What is BSA/AML in Real Estate?

Disclaimer: This article is for educational purposes only and does not constitute legal, tax, or financial advice. Federal and state regulations change frequently. Consult a qualified attorney, CPA, or licensed professional before making decisions based on regulatory requirements discussed here.

The Bank Secrecy Act (BSA) and anti-money laundering (AML) regulations are a framework of federal laws designed to detect and prevent money laundering, terrorist financing, and other financial crimes. While BSA/AML regulations primarily target financial institutions, real estate transactions have become an increasing focus because property purchases can be used to launder illicit funds, particularly through all-cash transactions and shell companies that obscure the beneficial owner.

Real estate is attractive to money launderers because property values are high (allowing large amounts of money to be placed in a single transaction), real estate transactions are complex (creating opportunities to obscure fund sources), and properties can be bought and sold to convert dirty money into apparently legitimate wealth. The Financial Crimes Enforcement Network (FinCEN) has taken steps to address this vulnerability through Geographic Targeting Orders and proposed beneficial ownership reporting requirements.

FinCEN Geographic Targeting Orders

Since 2016, FinCEN has issued Geographic Targeting Orders (GTOs) requiring title insurance companies to identify the natural persons (beneficial owners) behind shell companies used to make all-cash purchases of residential real estate above certain thresholds in specified metropolitan areas. Originally targeting Manhattan and Miami-Dade County, the GTOs have expanded to cover most major U.S. metros and have been made permanent.

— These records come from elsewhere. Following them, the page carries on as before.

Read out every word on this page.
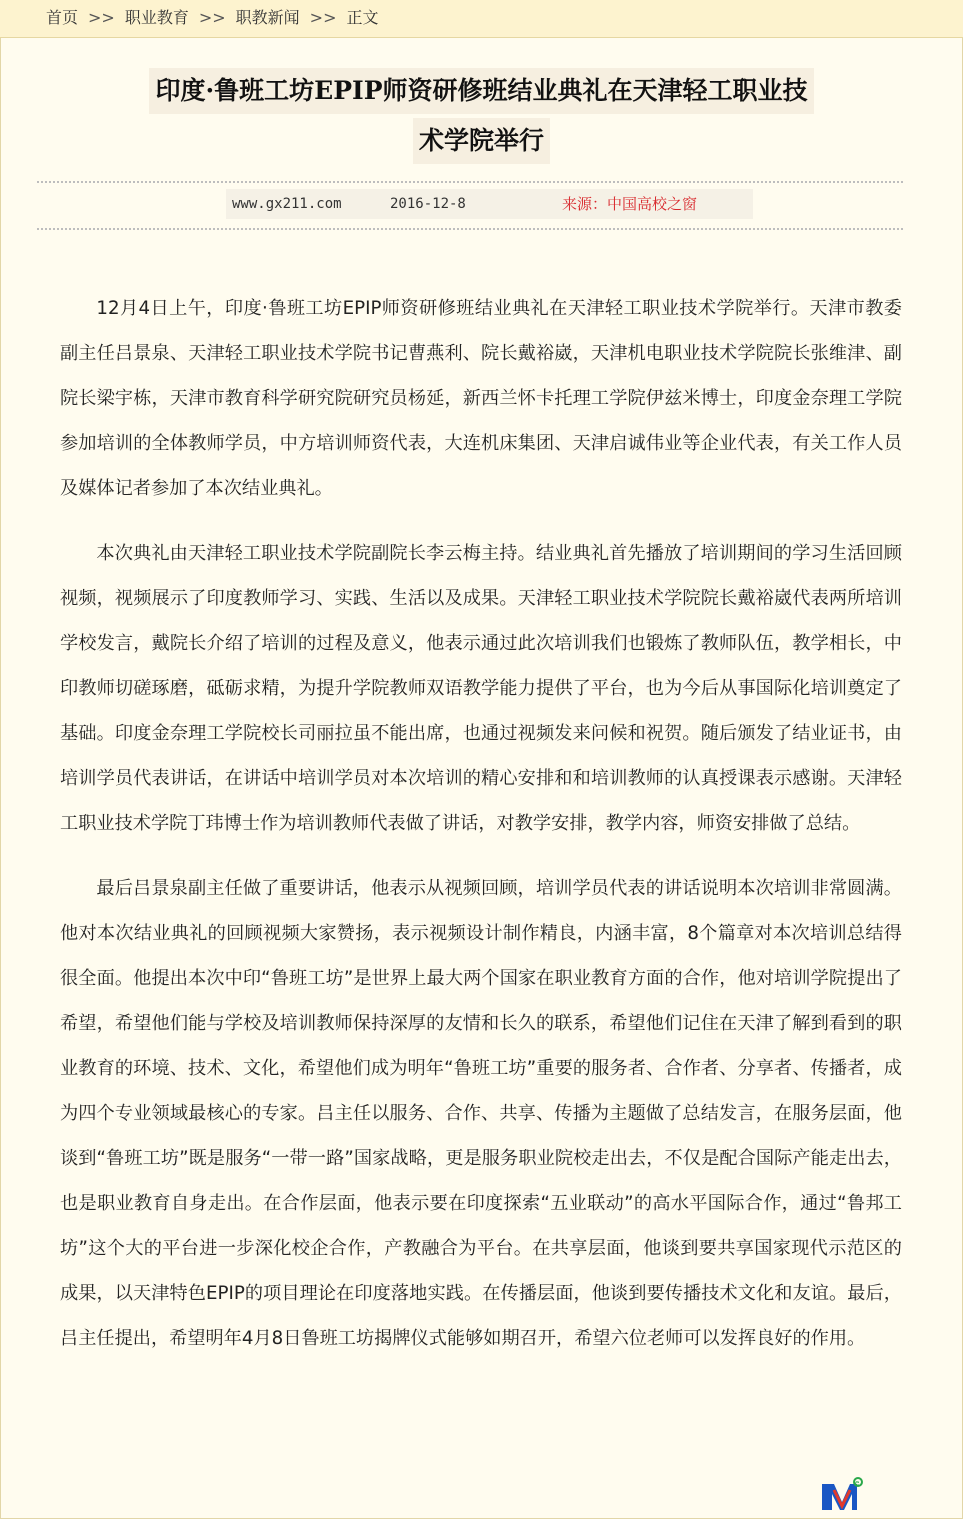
首页 >> 职业教育 >> 职教新闻 >> 正文
印度·鲁班工坊EPIP师资研修班结业典礼在天津轻工职业技
术学院举行
www.gx211.com	2016-12-8	来源：中国高校之窗

12月4日上午，印度·鲁班工坊EPIP师资研修班结业典礼在天津轻工职业技术学院举行。天津市教委副主任吕景泉、天津轻工职业技术学院书记曹燕利、院长戴裕崴，天津机电职业技术学院院长张维津、副院长梁宇栋，天津市教育科学研究院研究员杨延，新西兰怀卡托理工学院伊兹米博士，印度金奈理工学院参加培训的全体教师学员，中方培训师资代表，大连机床集团、天津启诚伟业等企业代表，有关工作人员及媒体记者参加了本次结业典礼。

本次典礼由天津轻工职业技术学院副院长李云梅主持。结业典礼首先播放了培训期间的学习生活回顾视频，视频展示了印度教师学习、实践、生活以及成果。天津轻工职业技术学院院长戴裕崴代表两所培训学校发言，戴院长介绍了培训的过程及意义，他表示通过此次培训我们也锻炼了教师队伍，教学相长，中印教师切磋琢磨，砥砺求精，为提升学院教师双语教学能力提供了平台，也为今后从事国际化培训奠定了基础。印度金奈理工学院校长司丽拉虽不能出席，也通过视频发来问候和祝贺。随后颁发了结业证书，由培训学员代表讲话，在讲话中培训学员对本次培训的精心安排和和培训教师的认真授课表示感谢。天津轻工职业技术学院丁玮博士作为培训教师代表做了讲话，对教学安排，教学内容，师资安排做了总结。

最后吕景泉副主任做了重要讲话，他表示从视频回顾，培训学员代表的讲话说明本次培训非常圆满。他对本次结业典礼的回顾视频大家赞扬，表示视频设计制作精良，内涵丰富，8个篇章对本次培训总结得很全面。他提出本次中印“鲁班工坊”是世界上最大两个国家在职业教育方面的合作，他对培训学院提出了希望，希望他们能与学校及培训教师保持深厚的友情和长久的联系，希望他们记住在天津了解到看到的职业教育的环境、技术、文化，希望他们成为明年“鲁班工坊”重要的服务者、合作者、分享者、传播者，成为四个专业领域最核心的专家。吕主任以服务、合作、共享、传播为主题做了总结发言，在服务层面，他谈到“鲁班工坊”既是服务“一带一路”国家战略，更是服务职业院校走出去，不仅是配合国际产能走出去，也是职业教育自身走出。在合作层面，他表示要在印度探索“五业联动”的高水平国际合作，通过“鲁邦工坊”这个大的平台进一步深化校企合作，产教融合为平台。在共享层面，他谈到要共享国家现代示范区的成果，以天津特色EPIP的项目理论在印度落地实践。在传播层面，他谈到要传播技术文化和友谊。最后，吕主任提出，希望明年4月8日鲁班工坊揭牌仪式能够如期召开，希望六位老师可以发挥良好的作用。

e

Under the GTOs, title companies must collect and report beneficial ownership information for all-cash purchases above the applicable threshold (generally $300,000, lower in some areas). This information is filed with FinCEN and used to detect patterns of suspicious activity.

What this means for investors

If you purchase property through an LLC, trust, or other legal entity using cash (no institutional financing), you may be asked by the title company to disclose the beneficial owner(s) of the entity. This is a legal requirement, not an optional request. Providing accurate information is mandatory, and knowingly providing false information can result in criminal penalties.

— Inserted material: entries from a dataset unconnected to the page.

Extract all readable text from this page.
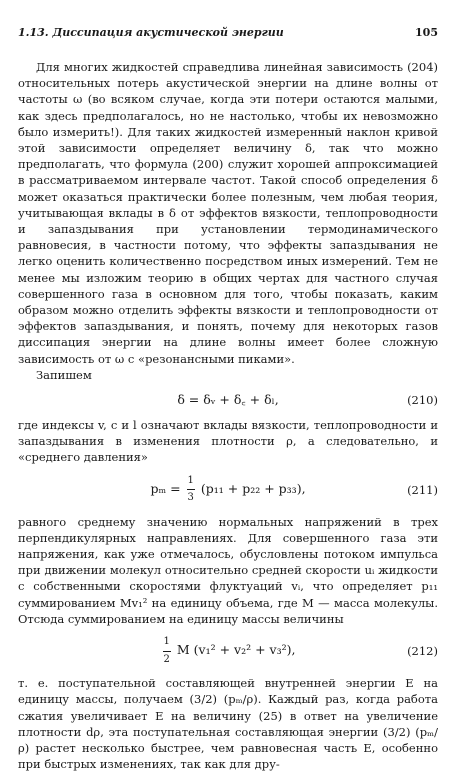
1.13. Диссипация акустической энергии	105

Для многих жидкостей справедлива линейная зависимость (204) относительных потерь акустической энергии на длине волны от частоты ω (во всяком случае, когда эти потери остаются малыми, как здесь предполагалось, но не настолько, чтобы их невозможно было измерить!). Для таких жидкостей измеренный наклон кривой этой зависимости определяет величину δ, так что можно предполагать, что формула (200) служит хорошей аппроксимацией в рассматриваемом интервале частот. Такой способ определения δ может оказаться практически более полезным, чем любая теория, учитывающая вклады в δ от эффектов вязкости, теплопроводности и запаздывания при установлении термодинамического равновесия, в частности потому, что эффекты запаздывания не легко оценить количественно посредством иных измерений. Тем не менее мы изложим теорию в общих чертах для частного случая совершенного газа в основном для того, чтобы показать, каким образом можно отделить эффекты вязкости и теплопроводности от эффектов запаздывания, и понять, почему для некоторых газов диссипация энергии на длине волны имеет более сложную зависимость от ω с «резонансными пиками».

Запишем

δ = δᵥ + δ꜀ + δₗ,	(210)

где индексы v, c и l означают вклады вязкости, теплопроводности и запаздывания в изменения плотности ρ, а следовательно, и «среднего давления»

$p_m = \frac{1}{3} (p_{11} + p_{22} + p_{33})$,	(211)

равного среднему значению нормальных напряжений в трех перпендикулярных направлениях. Для совершенного газа эти напряжения, как уже отмечалось, обусловлены потоком импульса при движении молекул относительно средней скорости uᵢ жидкости с собственными скоростями флуктуаций vᵢ, что определяет p₁₁ суммированием Mv₁² на единицу объема, где M — масса молекулы. Отсюда суммированием на единицу массы величины

$\frac{1}{2}$ M (v₁² + v₂² + v₃²),	(212)

т. е. поступательной составляющей внутренней энергии E на единицу массы, получаем (3/2) (pₘ/ρ). Каждый раз, когда работа сжатия увеличивает E на величину (25) в ответ на увеличение плотности dρ, эта поступательная составляющая энергии (3/2) (pₘ/ρ) растет несколько быстрее, чем равновесная часть E, особенно при быстрых изменениях, так как для дру-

For investors who use LLCs for liability protection (a common and legitimate practice), the GTO reporting requirement does not change the legality or advisability of LLC ownership. It simply requires transparency about who owns the LLC. Legitimate investors should have no concern about providing this information.

Corporate Transparency Act

The Corporate Transparency Act (CTA), which took effect in 2024, requires most LLCs and corporations to report their beneficial owners to FinCEN through the Beneficial Ownership Information (BOI) database. This is separate from real estate-specific rules and applies to most business entities regardless of whether they own real estate. Real estate investors with LLCs must file BOI reports or face penalties.

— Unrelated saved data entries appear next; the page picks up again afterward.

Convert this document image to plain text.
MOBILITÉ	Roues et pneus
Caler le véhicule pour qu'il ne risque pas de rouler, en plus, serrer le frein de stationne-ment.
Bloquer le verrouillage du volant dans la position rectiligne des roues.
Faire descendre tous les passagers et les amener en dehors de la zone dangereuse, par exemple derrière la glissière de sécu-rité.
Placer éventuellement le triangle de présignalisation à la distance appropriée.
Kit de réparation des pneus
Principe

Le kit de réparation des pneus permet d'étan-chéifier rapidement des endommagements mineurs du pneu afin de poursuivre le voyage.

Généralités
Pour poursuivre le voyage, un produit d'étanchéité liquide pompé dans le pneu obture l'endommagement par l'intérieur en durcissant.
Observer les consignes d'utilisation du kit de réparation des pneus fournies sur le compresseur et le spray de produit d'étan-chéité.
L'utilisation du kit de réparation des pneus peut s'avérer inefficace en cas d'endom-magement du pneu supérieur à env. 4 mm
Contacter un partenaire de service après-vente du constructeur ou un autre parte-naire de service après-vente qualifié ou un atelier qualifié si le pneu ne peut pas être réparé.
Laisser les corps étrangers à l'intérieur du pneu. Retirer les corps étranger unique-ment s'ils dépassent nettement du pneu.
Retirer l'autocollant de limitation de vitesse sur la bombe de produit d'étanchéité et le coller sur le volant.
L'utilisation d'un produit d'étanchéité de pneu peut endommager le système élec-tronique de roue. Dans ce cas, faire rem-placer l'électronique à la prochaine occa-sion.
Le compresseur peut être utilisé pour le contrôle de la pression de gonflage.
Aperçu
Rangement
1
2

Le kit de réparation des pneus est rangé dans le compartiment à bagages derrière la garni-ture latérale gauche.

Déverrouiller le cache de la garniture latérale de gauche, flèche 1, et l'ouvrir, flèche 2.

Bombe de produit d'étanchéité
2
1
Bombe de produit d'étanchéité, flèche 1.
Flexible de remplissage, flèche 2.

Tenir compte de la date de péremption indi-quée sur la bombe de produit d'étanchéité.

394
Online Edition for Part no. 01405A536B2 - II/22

Suspicious Activity Reports

Financial institutions (banks, credit unions, mortgage companies) are required to file Suspicious Activity Reports (SARs) when they detect transactions that appear to involve money laundering, structuring, or other financial crimes. While individual real estate investors are generally not required to file SARs, your banks and lenders monitor your accounts for suspicious activity. Large cash deposits, rapid-fire property transactions, and unusual fund transfer patterns may trigger SAR filings and potential account restrictions.

Best practices: maintain clear documentation of fund sources for all property purchases, use bank transfers rather than cash for large transactions, and be prepared to explain the business purpose of your real estate activities to your bank's compliance department if asked.